In jazz, nobody is the greatest.

To illustrate my point, consider what goes into making someone great, and let’s use an alto sax player as an example. Many varied factors combine to allow the player to produce the sound he or she does: the quality of build of the specific instrument and the artificer’s skill; the player’s embouchure and cavity of the mouth; type of reed and mouthpiece; choice of style; originality and creativeness of improvisation; robustness of performance; fingering technique; determination, practice and inspiration. No doubt I’ve omitted a few, but the sound that comes out of the horn is a meld of all these different influences. Rarely do two players sound exactly the same, despite my frequent failure to name a soloist correctly.

Now consider three saxophonists: Paul Desmond, Ornette Coleman and Cannonball Adderley. Each is (or was) a distinctive player, immediately identifiable. All were massively successful jazzmen. Each produced a vast personal catalogue of brilliant music enthralling the world for years. All three were technical masters of their instruments. Each played his own idiom of jazz. So how can we select out of this diversity which one could truly be awarded the title of “The Greatest”? We’re comparing brie with claret with whisky.

I have my favourites, of course. But that doesn’t mean they are greats, yet alone be nominees for the accolade of greatest. My preferences are purely subjective, as are yours. The most technically proficient player of all time might well bore me rigid because I don’t enjoy the creativity coming out of the instrument. Often I can’t define what it is that draws me to a particular player. So to attempt to pin the red rosette for best of breed on one specific person is fatuous.

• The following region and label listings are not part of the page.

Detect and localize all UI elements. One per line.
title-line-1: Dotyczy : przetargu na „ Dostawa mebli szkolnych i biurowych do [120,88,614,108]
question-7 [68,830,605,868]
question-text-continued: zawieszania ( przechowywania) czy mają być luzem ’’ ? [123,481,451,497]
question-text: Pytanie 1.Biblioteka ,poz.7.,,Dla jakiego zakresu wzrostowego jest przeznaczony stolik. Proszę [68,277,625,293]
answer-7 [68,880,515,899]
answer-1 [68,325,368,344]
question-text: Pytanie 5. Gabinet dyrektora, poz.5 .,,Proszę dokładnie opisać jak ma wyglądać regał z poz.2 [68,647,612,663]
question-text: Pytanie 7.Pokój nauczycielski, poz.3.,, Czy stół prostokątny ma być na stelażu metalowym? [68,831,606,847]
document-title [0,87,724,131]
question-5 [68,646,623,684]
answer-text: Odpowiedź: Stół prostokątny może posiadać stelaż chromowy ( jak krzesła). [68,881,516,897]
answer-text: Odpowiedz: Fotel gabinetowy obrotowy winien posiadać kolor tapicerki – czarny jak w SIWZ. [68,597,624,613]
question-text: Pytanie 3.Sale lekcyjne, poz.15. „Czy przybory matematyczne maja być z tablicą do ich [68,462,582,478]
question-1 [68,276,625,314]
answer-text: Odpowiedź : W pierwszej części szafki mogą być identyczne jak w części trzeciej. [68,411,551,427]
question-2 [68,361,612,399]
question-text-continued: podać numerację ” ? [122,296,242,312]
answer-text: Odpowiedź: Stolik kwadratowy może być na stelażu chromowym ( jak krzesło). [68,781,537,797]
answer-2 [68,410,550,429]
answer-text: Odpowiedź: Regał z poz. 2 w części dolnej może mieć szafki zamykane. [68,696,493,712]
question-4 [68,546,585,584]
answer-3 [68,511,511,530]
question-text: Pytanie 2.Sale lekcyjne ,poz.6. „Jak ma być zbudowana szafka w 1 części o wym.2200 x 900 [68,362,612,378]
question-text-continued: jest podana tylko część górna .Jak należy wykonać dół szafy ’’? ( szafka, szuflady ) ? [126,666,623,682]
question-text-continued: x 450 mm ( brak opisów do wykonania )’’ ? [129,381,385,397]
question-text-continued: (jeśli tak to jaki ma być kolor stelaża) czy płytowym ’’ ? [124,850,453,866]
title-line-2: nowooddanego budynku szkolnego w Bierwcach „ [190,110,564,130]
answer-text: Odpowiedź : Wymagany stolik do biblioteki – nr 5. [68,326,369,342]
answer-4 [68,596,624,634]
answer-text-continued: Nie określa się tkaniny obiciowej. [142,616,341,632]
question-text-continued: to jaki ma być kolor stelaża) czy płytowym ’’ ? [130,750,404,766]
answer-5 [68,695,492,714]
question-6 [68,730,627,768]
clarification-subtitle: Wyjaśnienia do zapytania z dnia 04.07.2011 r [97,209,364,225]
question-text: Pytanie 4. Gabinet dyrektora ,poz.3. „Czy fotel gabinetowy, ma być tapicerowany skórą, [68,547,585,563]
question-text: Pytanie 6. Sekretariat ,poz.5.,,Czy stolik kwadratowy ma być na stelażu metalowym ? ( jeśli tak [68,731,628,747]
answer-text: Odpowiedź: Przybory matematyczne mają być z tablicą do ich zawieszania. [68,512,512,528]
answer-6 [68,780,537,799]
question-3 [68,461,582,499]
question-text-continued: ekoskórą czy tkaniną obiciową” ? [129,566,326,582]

And yet, if I was locked in a dungeon and denied freedom until I nominated a definitive candidate for investiture of the title ‘The Greatest’ I’d probably have to nominate Rahsaan Roland Kirk. His contribution to the history of our music arguably left a tad fainter mark than many others but, when considering the material characteristics of this Hector of jazz, his greatness is possibly just a little more effulgent than that of all others.

For a start he was self-taught but as a teenager he was performing with a band and at the tender age of 25 he stood artistically proud alongside Mingus. He originated his own musical instruments and adapted the keys so he could play three at once. Whistles and sirens became part of his palette. He perfected a system of circular breathing (in the nose and out the mouth) so he had the dubious ability to sustain a note almost indefinitely. I read somewhere that he could even play two melodies at once, but I’ve never heard that in practice. Even after he suffered a stroke and became virtually paralysed in one side, he still continued to perform. He wrote wonderful compositions. His range of styles started at be-bop and never finished, yet incorporated New Orleans, blues, mainstream, modern and funk. When he played the flute, he would sometimes sing along simultaneously, guttering and humming growlingly. He had superb mastery over all his chosen instruments. The creativity and originality of the man seemed to be unbounded.

And he was blind, almost from birth.

Kirk had his critics. Purists would look down their noses at his strange assortment of instruments and dismiss his work as gimmick. As jazz went through anxious and melodramatic metamorphosis in the 60s, leaving many of us perplexed and confused by what we heard, Kirk drove his chariot furiously in the vanguard of the hedonistic charge towards exploration and chaos. Sometimes excruciating, sometimes sublime, Kirk was salient in pushing boundaries of contemporary creation. Genius? I’m not qualified to say, but the man undoubtedly had greatness beyond just great.

Then my bubble burst. Somehow I missed his Blacknuss album of 1972 (six years before he died at the age of 41). I bought it on e-bay recently. I have to admit if I’d heard his version of My Girl before Hog Callin’ Blues I’d probably have turned my back on Kirk and rejected his music as stuff to play in a lift at a seedy hotel. What was his thinking in producing something so lacklustre and mediocre? Even the arrangements make little more than a barely discernible nod towards jazz.

But the great are human too. No doubt Blacknuss was a bid for commercial success. I hope it worked for him at the time. If Einstein or Masefield were to be judged by their weakest efforts, they wouldn’t today carry the respect they do. Kirk deserves the same consideration. Dare I reiterate he was the greatest ever jazzman? Of course not, but Kirk is certainly up there among the best.